Simple REINFORCE and Rao-Blackwellization Question


I’ve been reading some of the SVI literature to get a better intuition of best practices in SVI model implementation, and have some (simple?) questions. Not sure if anyone knows the answer to these?

  1. The literature seems to suggest that whenever the joint variational distribution of latents has even one latent variable that is discrete (i.e., not reparameterizable), then we have to use the REINFORCE/high variance ELBO gradient and are no longer using the reparameterization trick on even the Gaussian latents in the joint? Or am I misreading that? The chain rule doesn’t let us at least reparameterize just the continuous latents?

  2. Since Rao-Blackwellization seems to essentially take the general ELBO gradient formula and iteratively go through each element in the gradient to use only the subset of latents that depend on that element… then a fully mean-field factorization of the joint would seemingly take full advantage of this since none of the other latents would depend on any of the other latents (so you could remove the maximum amount of terms). Is that correct?

  3. Related to #2. However, Pyro’s Trace_ELBO (and possible TraceGraph_ELBO?) seems to require pyro.plate to use Rao-Blackwellization… but surely the latents can be completely mean-field factorized/independent without using plate, right? For example, two regression coefficients in the guide from separate univariate Gaussians (or even possibly a multivariate with diagonal covariance) are independent and that isn’t expressed with a pyro.plate. So would TraceGraph_ELBO be able to take advantage of that independency structure in the latents without pyro.plate (or does it still need pyro.plate)? Or am I misunderstanding how Rao-Blackwellization is working? (entirely possible, lol)

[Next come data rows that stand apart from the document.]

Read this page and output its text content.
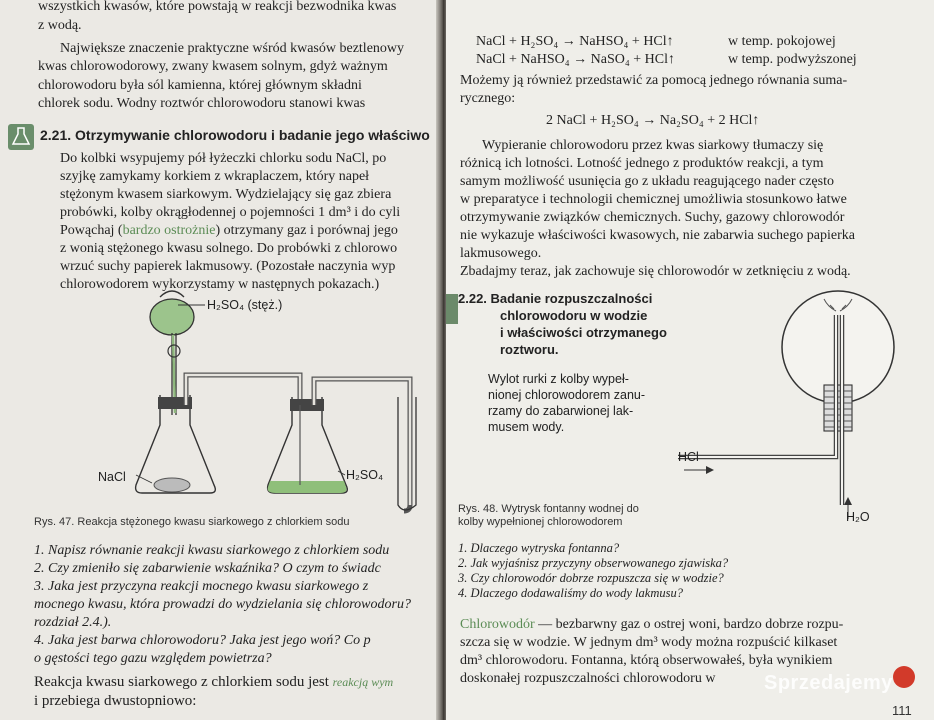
wszystkich kwasów, które powstają w reakcji bezwodnika kwas
z wodą.
Największe znaczenie praktyczne wśród kwasów beztlenowy
kwas chlorowodorowy, zwany kwasem solnym, gdyż ważnym
chlorowodoru była sól kamienna, której głównym składni
chlorek sodu. Wodny roztwór chlorowodoru stanowi kwas
2.21. Otrzymywanie chlorowodoru i badanie jego właściwo
Do kolbki wsypujemy pół łyżeczki chlorku sodu NaCl, po
szyjkę zamykamy korkiem z wkraplaczem, który napeł
stężonym kwasem siarkowym. Wydzielający się gaz zbiera
probówki, kolby okrągłodennej o pojemności 1 dm³ i do cyli
Powąchaj (bardzo ostrożnie) otrzymany gaz i porównaj jego
z wonią stężonego kwasu solnego. Do probówki z chlorowo
wrzuć suchy papierek lakmusowy. (Pozostałe naczynia wyp
chlorowodorem wykorzystamy w następnych pokazach.)
H₂SO₄ (stęż.)
NaCl	H₂SO₄
Rys. 47. Reakcja stężonego kwasu siarkowego z chlorkiem sodu
1. Napisz równanie reakcji kwasu siarkowego z chlorkiem sodu
2. Czy zmieniło się zabarwienie wskaźnika? O czym to świadc
3. Jaka jest przyczyna reakcji mocnego kwasu siarkowego z
mocnego kwasu, która prowadzi do wydzielania się chlorowodoru?
rozdział 2.4.).
4. Jaka jest barwa chlorowodoru? Jaka jest jego woń? Co p
o gęstości tego gazu względem powietrza?
Reakcja kwasu siarkowego z chlorkiem sodu jest reakcją wym
i przebiega dwustopniowo:
NaCl + H₂SO₄ → NaHSO₄ + HCl↑	w temp. pokojowej
NaCl + NaHSO₄ → NaSO₄ + HCl↑	w temp. podwyższonej
Możemy ją również przedstawić za pomocą jednego równania suma-
rycznego:
2 NaCl + H₂SO₄ → Na₂SO₄ + 2 HCl↑
Wypieranie chlorowodoru przez kwas siarkowy tłumaczy się
różnicą ich lotności. Lotność jednego z produktów reakcji, a tym
samym możliwość usunięcia go z układu reagującego nader często
w preparatyce i technologii chemicznej umożliwia stosunkowo łatwe
otrzymywanie związków chemicznych. Suchy, gazowy chlorowodór
nie wykazuje właściwości kwasowych, nie zabarwia suchego papierka
lakmusowego.
Zbadajmy teraz, jak zachowuje się chlorowodór w zetknięciu z wodą.
2.22. Badanie rozpuszczalności
chlorowodoru w wodzie
i właściwości otrzymanego
roztworu.
Wylot rurki z kolby wypeł-
nionej chlorowodorem zanu-
rzamy do zabarwionej lak-
musem wody.
HCl
H₂O
Rys. 48. Wytrysk fontanny wodnej do
kolby wypełnionej chlorowodorem
1. Dlaczego wytryska fontanna?
2. Jak wyjaśnisz przyczyny obserwowanego zjawiska?
3. Czy chlorowodór dobrze rozpuszcza się w wodzie?
4. Dlaczego dodawaliśmy do wody lakmusu?
Chlorowodór — bezbarwny gaz o ostrej woni, bardzo dobrze rozpu-
szcza się w wodzie. W jednym dm³ wody można rozpuścić kilkaset
dm³ chlorowodoru. Fontanna, którą obserwowałeś, była wynikiem
doskonałej rozpuszczalności chlorowodoru w
111
Sprzedajemy
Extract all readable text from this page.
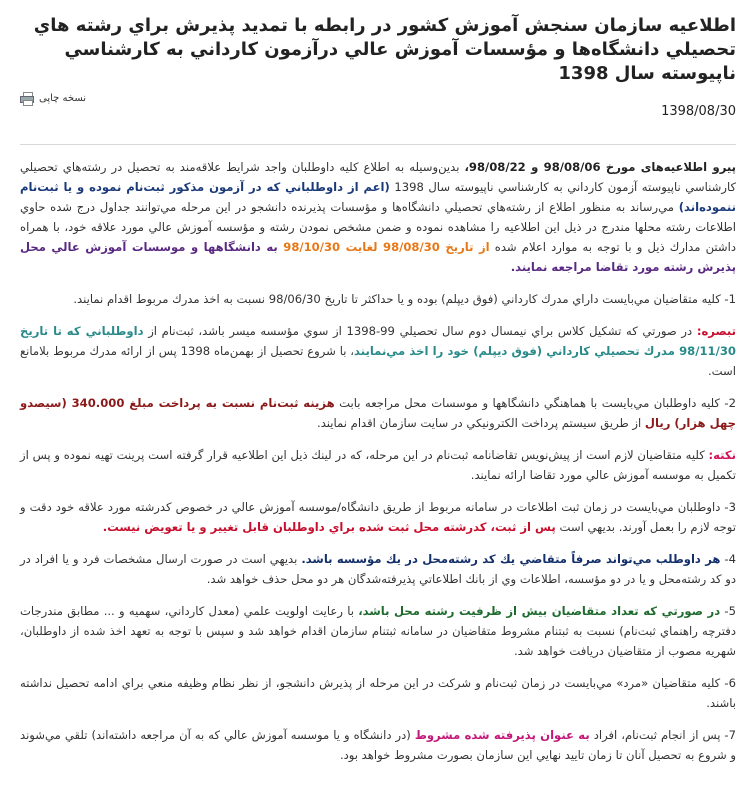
اطلاعيه سازمان سنجش آموزش كشور در رابطه با تمديد پذيرش براي رشته هاي تحصيلي دانشگاه‌ها و مؤسسات آموزش عالي درآزمون كارداني به كارشناسي ناپيوسته سال 1398
نسخه چاپی
1398/08/30

پیرو اطلاعیه‌های مورخ 98/08/06 و 98/08/22، بدین‌وسیله به اطلاع كليه داوطلبان واجد شرايط علاقه‌مند به تحصيل در رشته‌هاي تحصيلي كارشناسي ناپيوسته آزمون كارداني به كارشناسي ناپيوسته سال 1398 (اعم از داوطلباني كه در آزمون مذكور ثبت‌نام نموده و يا ثبت‌نام ننموده‌اند) مي‌رساند به منظور اطلاع از رشته‌هاي تحصيلي دانشگاه‌ها و مؤسسات پذيرنده دانشجو در اين مرحله مي‌توانند جداول درج شده حاوي اطلاعات رشته محلها مندرج در ذيل اين اطلاعيه را مشاهده نموده و ضمن مشخص نمودن رشته و مؤسسه آموزش عالي مورد علاقه خود، با همراه داشتن مدارك ذيل و با توجه به موارد اعلام شده از تاريخ 98/08/30 لغايت 98/10/30 به دانشگاهها و موسسات آموزش عالي محل پذيرش رشته مورد تقاضا مراجعه نمايند.

1- كليه متقاضيان مي‌بايست داراي مدرك كارداني (فوق ديپلم) بوده و يا حداكثر تا تاريخ 98/06/30 نسبت به اخذ مدرك مربوط اقدام نمايند.

تبصره: در صورتي كه تشكيل كلاس براي نيمسال دوم سال تحصيلي 99-1398 از سوي مؤسسه ميسر باشد، ثبت‌نام از داوطلباني كه تا تاريخ 98/11/30 مدرك تحصيلي كارداني (فوق ديپلم) خود را اخذ مي‌نمايند، با شروع تحصيل از بهمن‌ماه 1398 پس از ارائه مدرك مربوط بلامانع است.

2- كليه داوطلبان مي‌بايست با هماهنگي دانشگاهها و موسسات محل مراجعه بابت هزينه ثبت‌نام نسبت به پرداخت مبلغ 340.000 (سيصدو چهل هزار) ريال از طريق سيستم پرداخت الكترونيكي در سايت سازمان اقدام نمايند.

نكته: كليه متقاضيان لازم است از پيش‌نويس تقاضانامه ثبت‌نام در اين مرحله، كه در لينك ذيل اين اطلاعيه قرار گرفته است پرينت تهيه نموده و پس از تكميل به موسسه آموزش عالي مورد تقاضا ارائه نمايند.

3- داوطلبان مي‌بايست در زمان ثبت اطلاعات در سامانه مربوط از طريق دانشگاه/موسسه آموزش عالي در خصوص كدرشته مورد علاقه خود دقت و توجه لازم را بعمل آورند. بديهي است پس از ثبت، كدرشته محل ثبت شده براي داوطلبان قابل تغيير و يا تعويض نيست.

4- هر داوطلب مي‌تواند صرفاً متقاضي يك كد رشته‌محل در يك مؤسسه باشد. بديهي است در صورت ارسال مشخصات فرد و يا افراد در دو كد رشته‌محل و يا در دو مؤسسه، اطلاعات وي از بانك اطلاعاتي پذيرفته‌شدگان هر دو محل حذف خواهد شد.

5- در صورتي كه تعداد متقاضيان بيش از ظرفيت رشته محل باشد، با رعايت اولويت علمي (معدل كارداني، سهميه و ... مطابق مندرجات دفترچه راهنماي ثبت‌نام) نسبت به ثبتنام مشروط متقاضيان در سامانه ثبتنام سازمان اقدام خواهد شد و سپس با توجه به تعهد اخذ شده از داوطلبان، شهريه مصوب از متقاضيان دريافت خواهد شد.

6- كليه متقاضيان «مرد» مي‌بايست در زمان ثبت‌نام و شركت در اين مرحله از پذيرش دانشجو، از نظر نظام وظيفه منعي براي ادامه تحصيل نداشته باشند.

7- پس از انجام ثبت‌نام، افراد به عنوان پذيرفته شده مشروط (در دانشگاه و يا موسسه آموزش عالي كه به آن مراجعه داشته‌اند) تلقي مي‌شوند و شروع به تحصيل آنان تا زمان تاييد نهايي اين سازمان بصورت مشروط خواهد بود.
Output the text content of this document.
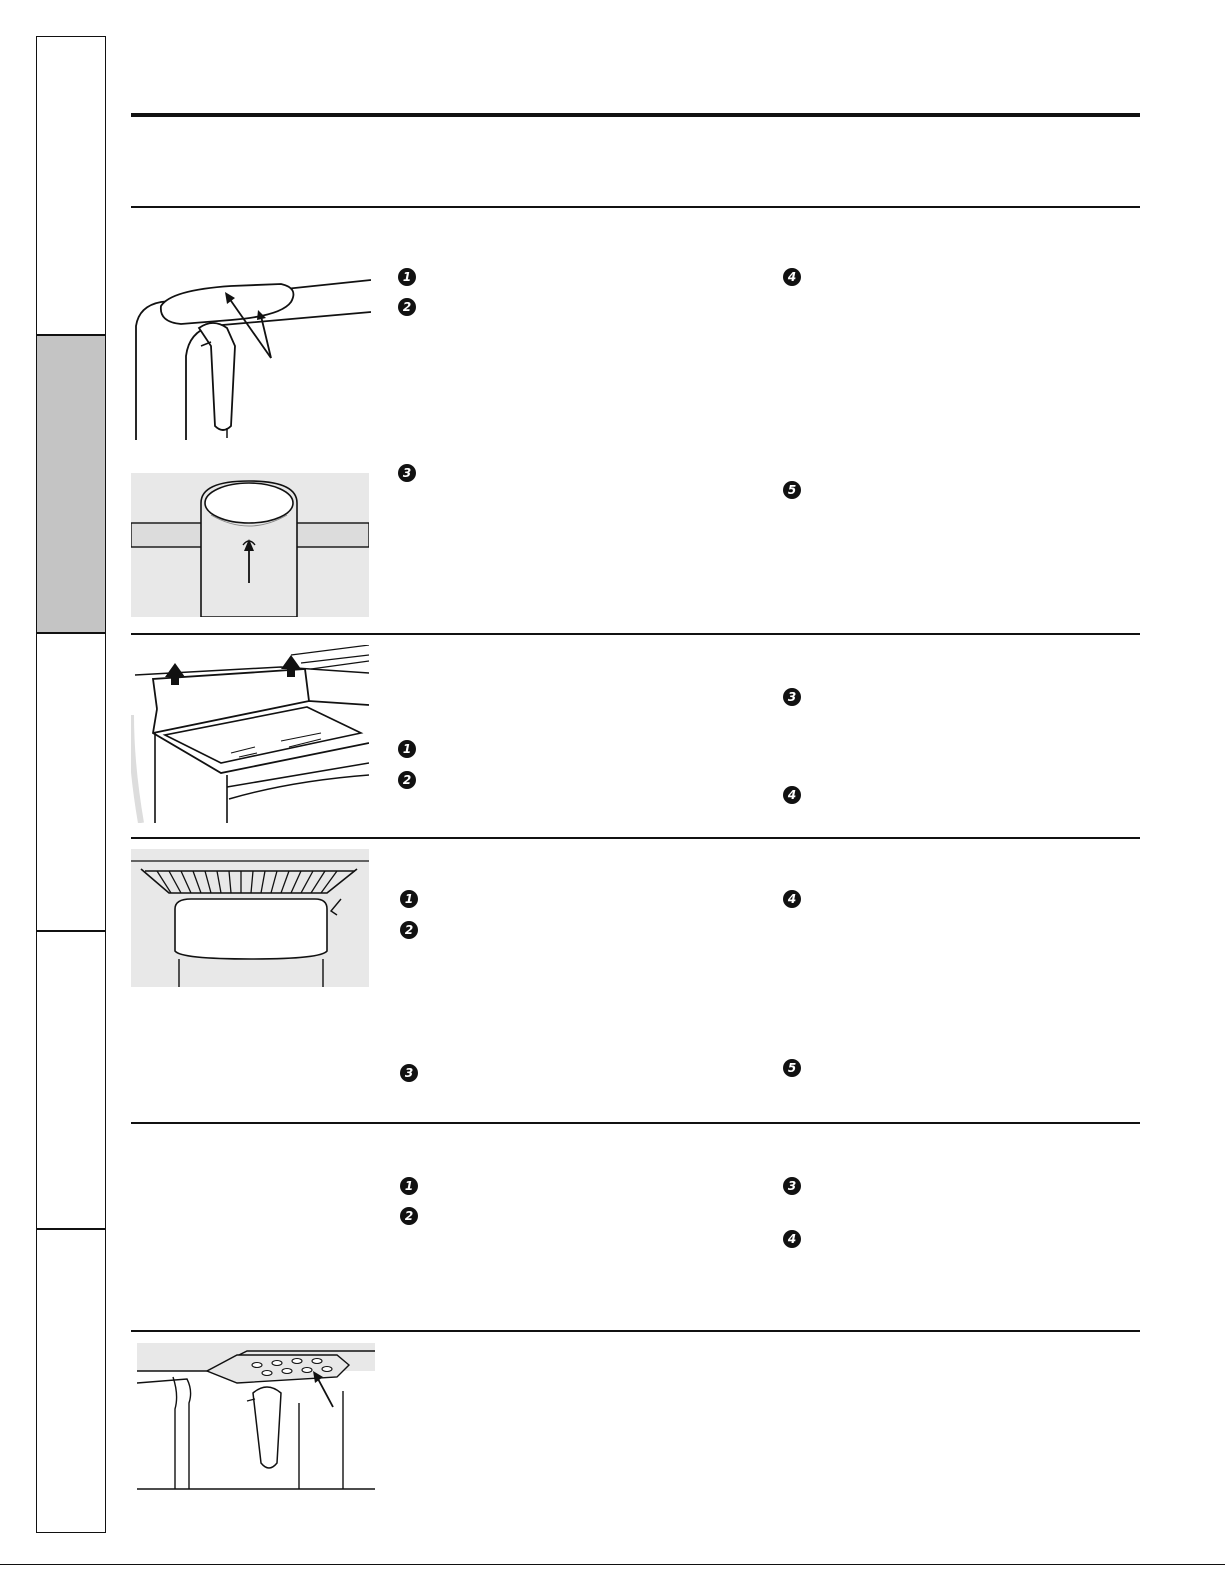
1
2
3
4
5
1
2
3
4
1
2
3
4
5
1
2
3
4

Thanks for any insight/help anyone can provide. I’m not the most adept at math and some of the literature I was reading was very math heavy, so not sure if I’ve been misreading/misunderstanding some things.

Regarding 1, yes reinforce and reparameterization can be freely mixed and pyro does this wherever possible.

I dont really understand 2/3 but note that rao blackwellization in the context of elbo gradient estimation depends on the grapical structure of the guide AND that of the model

Thanks for the clarification on #1. When I was looking through the source code, it did seem like the terms in the ELBO (and its surrogate for the gradient) were being constructed on a per-sample site basis that was applying reinforce to just the sample sites that needed it. However, I was getting confused from the literature (and a Pyro tutorial) because it always seemed to refer to a reinforce gradient vs. reparameterized gradient… and since the word ‘gradient’ usually implies the entire vector (i.e., for variational parameters of all distributions), it made me think that it was an all or nothing thing.

For #2 and #3, I think I got some more clarity after reading some of the tutorials more and doing some testing. I think the pyro.plate statement I read was referring to the model (essentially, that independencies in the latents don’t matter if observations in the model itself aren’t i.i.d., which seems true).

Also, it sounds like the Trace_ELBO implementation only implements partial Rao-Blackwellization that requires pyro.plates in the guide… but the TraceGraph_ELBO can identify more latent independencies in the guide (to remove more latent terms from the related element in the ELBO gradient) that doesn’t necessarily require guide plates. I may be misunderstanding the differences between the two but the latter does seem to perform noticeably better on some model/guide test runs I did (so I’d think it has to be identifying more latent independencies than the former).